We wrote that question before selecting the works featured in this issue. There are two stories, in particular, that blur that line, and to good effect. Horror and eroticism seem tied together quite naturally. There’s definitely a visceral feel to both.
To that effect, the reward of watching and reading horror is often a sense of catharsis. Do you find catharsis in your own work? If so, how?
I don’t get the same heart-racing feeling from my own work as I do watching or reading other people’s horror. For me, that cathartic feeling comes from suspense and resolution, and I don’t really feel suspense while I’m writing. I know what’s going to happen. But I do often find clarity or closure in writing horror, just like with other kinds of writing. It’s not exactly catharsis, but it’s something that helps me understand myself better. It’s definitely valuable to my mental health.
How do you insulate yourself from the horrors of the horror genre when you need a bit of escapism? What do you turn to when you need some happiness-fodder?
Horror often is my escapism, actually. I find it a really effective way of dealing with anxiety because it gives that aimless sense of dread something to attach to, and that makes it more manageable. But when I really need to reset my brain, my go-to comfort food in movie form is The Broken Hearts Club. Gay romance, banter, found family, a young Billy Porter. What else do you need?
When we spoke with Alan Beatts at Borderlands Books, we came to a similar conclusion: horror for many people becomes a way of confronting personal dreads head on.

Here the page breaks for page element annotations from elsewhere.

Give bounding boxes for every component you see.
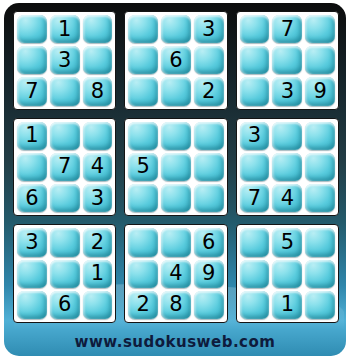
cell-r3c3[interactable]: 8 <box>83 77 113 105</box>
cell-r6c1[interactable]: 6 <box>17 184 47 212</box>
cell-r7c8[interactable]: 5 <box>272 228 302 256</box>
cell-r9c9[interactable] <box>305 291 335 319</box>
cell-r6c5[interactable] <box>161 184 191 212</box>
cell-r5c7[interactable] <box>240 153 270 181</box>
cell-r4c3[interactable] <box>83 122 113 150</box>
cell-r8c8[interactable] <box>272 260 302 288</box>
cell-r4c2[interactable] <box>50 122 80 150</box>
cell-r2c8[interactable] <box>272 46 302 74</box>
box-3-1: 3216 <box>13 224 116 323</box>
cell-r7c4[interactable] <box>128 228 158 256</box>
cell-r3c4[interactable] <box>128 77 158 105</box>
cell-r4c7[interactable]: 3 <box>240 122 270 150</box>
cell-r1c5[interactable] <box>161 15 191 43</box>
cell-r4c8[interactable] <box>272 122 302 150</box>
cell-r2c9[interactable] <box>305 46 335 74</box>
cell-r1c3[interactable] <box>83 15 113 43</box>
cell-r9c8[interactable]: 1 <box>272 291 302 319</box>
cell-r8c1[interactable] <box>17 260 47 288</box>
cell-r6c7[interactable]: 7 <box>240 184 270 212</box>
cell-r3c6[interactable]: 2 <box>194 77 224 105</box>
cell-r4c1[interactable]: 1 <box>17 122 47 150</box>
cell-r4c6[interactable] <box>194 122 224 150</box>
cell-r9c7[interactable] <box>240 291 270 319</box>
cell-r6c6[interactable] <box>194 184 224 212</box>
cell-r1c8[interactable]: 7 <box>272 15 302 43</box>
cell-r9c6[interactable] <box>194 291 224 319</box>
cell-r9c5[interactable]: 8 <box>161 291 191 319</box>
cell-r5c5[interactable] <box>161 153 191 181</box>
cell-r5c8[interactable] <box>272 153 302 181</box>
cell-r6c4[interactable] <box>128 184 158 212</box>
cell-r3c5[interactable] <box>161 77 191 105</box>
box-3-3: 51 <box>236 224 339 323</box>
cell-r1c6[interactable]: 3 <box>194 15 224 43</box>
cell-r9c4[interactable]: 2 <box>128 291 158 319</box>
cell-r5c1[interactable] <box>17 153 47 181</box>
cell-r7c1[interactable]: 3 <box>17 228 47 256</box>
cell-r2c4[interactable] <box>128 46 158 74</box>
cell-r8c9[interactable] <box>305 260 335 288</box>
cell-r3c1[interactable]: 7 <box>17 77 47 105</box>
cell-r8c4[interactable] <box>128 260 158 288</box>
cell-r1c7[interactable] <box>240 15 270 43</box>
cell-r1c4[interactable] <box>128 15 158 43</box>
cell-r4c4[interactable] <box>128 122 158 150</box>
cell-r1c9[interactable] <box>305 15 335 43</box>
cell-r7c3[interactable]: 2 <box>83 228 113 256</box>
cell-r2c1[interactable] <box>17 46 47 74</box>
cell-r8c5[interactable]: 4 <box>161 260 191 288</box>
cell-r8c7[interactable] <box>240 260 270 288</box>
cell-r5c6[interactable] <box>194 153 224 181</box>
cell-r3c2[interactable] <box>50 77 80 105</box>
cell-r9c2[interactable]: 6 <box>50 291 80 319</box>
cell-r8c3[interactable]: 1 <box>83 260 113 288</box>
cell-r2c3[interactable] <box>83 46 113 74</box>
cell-r5c3[interactable]: 4 <box>83 153 113 181</box>
cell-r3c7[interactable] <box>240 77 270 105</box>
box-3-2: 64928 <box>124 224 227 323</box>
cell-r3c9[interactable]: 9 <box>305 77 335 105</box>
cell-r4c5[interactable] <box>161 122 191 150</box>
box-1-3: 739 <box>236 11 339 110</box>
cell-r6c9[interactable] <box>305 184 335 212</box>
box-2-3: 374 <box>236 118 339 217</box>
cell-r7c5[interactable] <box>161 228 191 256</box>
cell-r1c1[interactable] <box>17 15 47 43</box>
cell-r1c2[interactable]: 1 <box>50 15 80 43</box>
cell-r5c2[interactable]: 7 <box>50 153 80 181</box>
cell-r7c2[interactable] <box>50 228 80 256</box>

So, as a lover of horror, we assume you have favorites. Do you have an all-time favorite scream queen? Final girl?
Ginger Fitzgerald rocks my world.
Can you tell us about any current projects or anything you want to plug?
Check out my Bluebeard retelling “The White Door” in Unspeakable: A Queer Gothic Anthology, out February 28 from Nyx Publishing!
Lindsay King-Miller
Lindsay King-Miller is a queer advice columnist and author. Her fiction has appeared in The Fiends in the Furrows: An Anthology of Folk Horror and Dark Rainbow: LGBTQ Erotic Horror. She is the author of Ask a Queer Chick: A Guide to Sex, Love, and Life for Girls who Dig Girls (Plume 2016). She lives in Denver.